You get the solution of a complex number problem in the result section of the imaginary numbers calculator.

**Steps box**

If you click on the step option then you get given a solution in a step-by-step method

**Plot box**

It gives you a solution of complex numbers in the form of a graph

## Benefits of Our Complex Calculator

When you write in terms of i calculator then you would be able to solve complex functions as this tool gives multiple **benefits whenever you use** it for calculating various types of complex numbers using arithmetic operations.
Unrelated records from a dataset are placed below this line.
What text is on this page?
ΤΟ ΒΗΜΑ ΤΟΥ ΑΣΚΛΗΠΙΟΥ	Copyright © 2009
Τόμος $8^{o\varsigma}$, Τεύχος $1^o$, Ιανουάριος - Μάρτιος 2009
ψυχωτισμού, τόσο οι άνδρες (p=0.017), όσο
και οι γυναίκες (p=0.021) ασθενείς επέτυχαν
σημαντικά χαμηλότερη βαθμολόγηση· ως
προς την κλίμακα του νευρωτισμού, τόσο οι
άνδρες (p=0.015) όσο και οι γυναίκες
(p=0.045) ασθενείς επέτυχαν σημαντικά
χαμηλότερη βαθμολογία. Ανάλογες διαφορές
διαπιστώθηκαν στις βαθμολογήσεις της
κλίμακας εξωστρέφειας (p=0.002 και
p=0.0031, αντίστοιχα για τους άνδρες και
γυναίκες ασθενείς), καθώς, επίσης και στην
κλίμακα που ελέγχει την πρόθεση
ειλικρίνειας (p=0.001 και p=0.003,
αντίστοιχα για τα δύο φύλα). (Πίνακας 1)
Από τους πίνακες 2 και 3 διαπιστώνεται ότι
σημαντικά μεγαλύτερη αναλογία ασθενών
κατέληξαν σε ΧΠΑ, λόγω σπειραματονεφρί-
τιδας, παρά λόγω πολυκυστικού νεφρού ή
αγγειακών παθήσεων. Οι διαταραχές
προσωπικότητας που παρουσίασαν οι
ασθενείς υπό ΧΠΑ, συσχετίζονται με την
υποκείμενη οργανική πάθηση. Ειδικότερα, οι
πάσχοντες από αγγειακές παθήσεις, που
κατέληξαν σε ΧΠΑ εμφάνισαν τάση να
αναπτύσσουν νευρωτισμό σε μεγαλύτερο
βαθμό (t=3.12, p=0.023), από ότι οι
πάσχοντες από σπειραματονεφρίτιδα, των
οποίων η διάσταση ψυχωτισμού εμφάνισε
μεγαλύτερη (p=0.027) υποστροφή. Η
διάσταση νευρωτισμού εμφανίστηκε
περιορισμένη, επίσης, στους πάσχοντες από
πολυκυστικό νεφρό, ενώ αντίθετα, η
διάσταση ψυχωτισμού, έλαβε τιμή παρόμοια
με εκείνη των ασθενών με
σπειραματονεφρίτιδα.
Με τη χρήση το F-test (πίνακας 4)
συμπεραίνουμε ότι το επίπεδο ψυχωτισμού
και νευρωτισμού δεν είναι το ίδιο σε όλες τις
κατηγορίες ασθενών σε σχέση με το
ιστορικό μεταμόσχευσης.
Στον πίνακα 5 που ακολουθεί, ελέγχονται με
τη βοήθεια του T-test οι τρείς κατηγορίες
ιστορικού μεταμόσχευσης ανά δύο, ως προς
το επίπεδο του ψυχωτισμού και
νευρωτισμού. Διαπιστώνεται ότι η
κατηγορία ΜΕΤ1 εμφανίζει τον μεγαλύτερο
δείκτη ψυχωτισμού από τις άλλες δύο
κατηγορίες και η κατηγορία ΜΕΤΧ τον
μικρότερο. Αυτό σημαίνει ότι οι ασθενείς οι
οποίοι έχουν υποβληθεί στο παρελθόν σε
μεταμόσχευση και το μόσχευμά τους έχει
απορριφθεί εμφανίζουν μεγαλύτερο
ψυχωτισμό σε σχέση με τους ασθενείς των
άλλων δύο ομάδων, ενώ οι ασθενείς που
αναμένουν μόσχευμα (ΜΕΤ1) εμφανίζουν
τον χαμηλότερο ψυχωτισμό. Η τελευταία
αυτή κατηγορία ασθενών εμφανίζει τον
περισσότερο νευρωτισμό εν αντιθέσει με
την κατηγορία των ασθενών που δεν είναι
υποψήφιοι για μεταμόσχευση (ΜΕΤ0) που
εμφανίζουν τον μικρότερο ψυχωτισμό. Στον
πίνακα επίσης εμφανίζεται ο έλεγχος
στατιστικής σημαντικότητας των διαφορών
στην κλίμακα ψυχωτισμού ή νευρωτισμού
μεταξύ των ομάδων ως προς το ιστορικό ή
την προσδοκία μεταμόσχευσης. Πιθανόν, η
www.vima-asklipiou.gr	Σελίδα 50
These advantages are:

- The a+bi form calculator is a trustworthy tool as it always provides you with accurate results of the complex number function.
- It has a simple design anyone even a beginner can easily use it.
- The imaginary number calculator is a speedy tool that evaluates the analytic function a couple of times without making any manual effort for its solution.
- Our complex numbers calculator has advanced features that allow you to solve various types of complex functions.
- It is a free tool so that you can use it to calculate complex number problems without paying anything for evaluation.
- Complex number calculator is used for
**practice to solve different kinds of examples**of analytic functions without any limit.